The Whangarei Art Museum has an exciting new exhibition on, Elemental, by local artist Lee Brogan. Brogan creates sculpture, collage, photography and printmaking and her recently exhibited work has been in cast glass, pate de verre glass and mixed media. She is one of only a few proponents worldwide using the ancient Egyptian technique of pate de verre as a sculptural discipline, a process she developed herself and which has won her awards. Elemental brings together pate de verre sculptures, digital prints and Brogan's images come to life with a new venture into video works that permeate the gallery with their sounds.
Brogan has a fascination with the Celtic tradition of "elementals", the spirit-beings said to dwell within the natural world, and the universal, instinctual feeling that water is a living being. Water is essential to life, but water also holds the power to mesmerise us with its beauty, to hypnotise us with its rhythm, to calm, sooth and reconnect us with our bodies and minds. Water interacting with light reveals the universe within.

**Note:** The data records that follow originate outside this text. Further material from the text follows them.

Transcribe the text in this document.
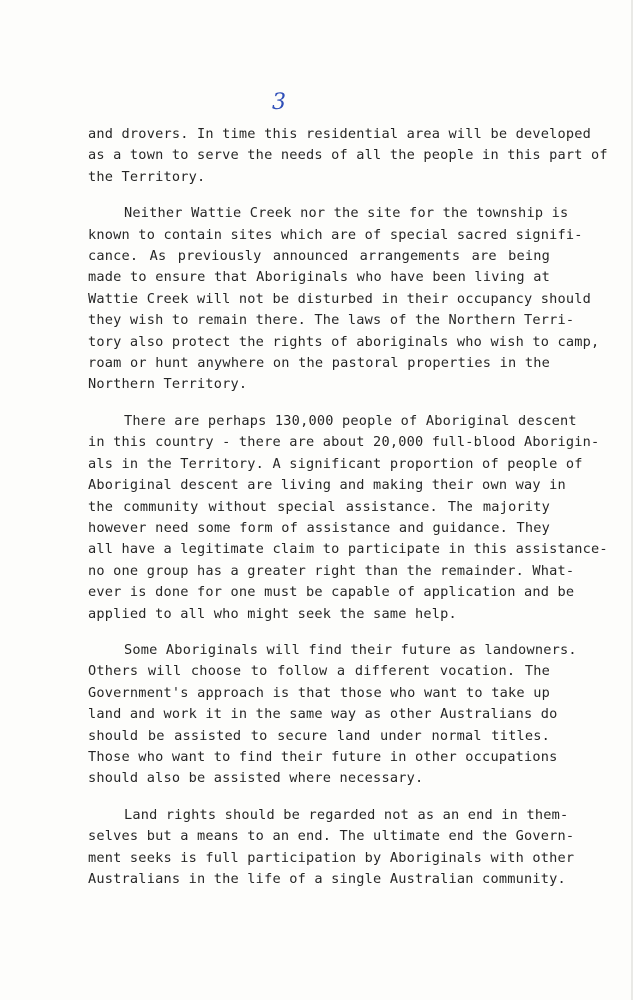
3
and drovers. In time this residential area will be developed
as a town to serve the needs of all the people in this part of
the Territory.
Neither Wattie Creek nor the site for the township is
known to contain sites which are of special sacred signifi-
cance. As previously announced arrangements are being
made to ensure that Aboriginals who have been living at
Wattie Creek will not be disturbed in their occupancy should
they wish to remain there. The laws of the Northern Terri-
tory also protect the rights of aboriginals who wish to camp,
roam or hunt anywhere on the pastoral properties in the
Northern Territory.
There are perhaps 130,000 people of Aboriginal descent
in this country - there are about 20,000 full-blood Aborigin-
als in the Territory. A significant proportion of people of
Aboriginal descent are living and making their own way in
the community without special assistance. The majority
however need some form of assistance and guidance. They
all have a legitimate claim to participate in this assistance-
no one group has a greater right than the remainder. What-
ever is done for one must be capable of application and be
applied to all who might seek the same help.
Some Aboriginals will find their future as landowners.
Others will choose to follow a different vocation. The
Government's approach is that those who want to take up
land and work it in the same way as other Australians do
should be assisted to secure land under normal titles.
Those who want to find their future in other occupations
should also be assisted where necessary.
Land rights should be regarded not as an end in them-
selves but a means to an end. The ultimate end the Govern-
ment seeks is full participation by Aboriginals with other
Australians in the life of a single Australian community.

Stone is the other fundamental element in these works. Brogan's ancestors were gum-diggers in the Kawakawa area and she feels a close connection to the Bay of Islands. The local landscape is strewn with volcanic rock, half buried or jutting from the ground. These works originate within a few hundred metres from her home on the Purerua peninsula, where large volcanic boulders are still being uncovered, hidden in the undergrowth.
"As above, so below"
Through altered and enhanced imagery we slip sideways into a parallel universe, closely aligned to our own, but where the microcosm becomes the macrocosm and vice versa. We are never quite sure what we are seeing so the imagination searches for meaning in the abstract.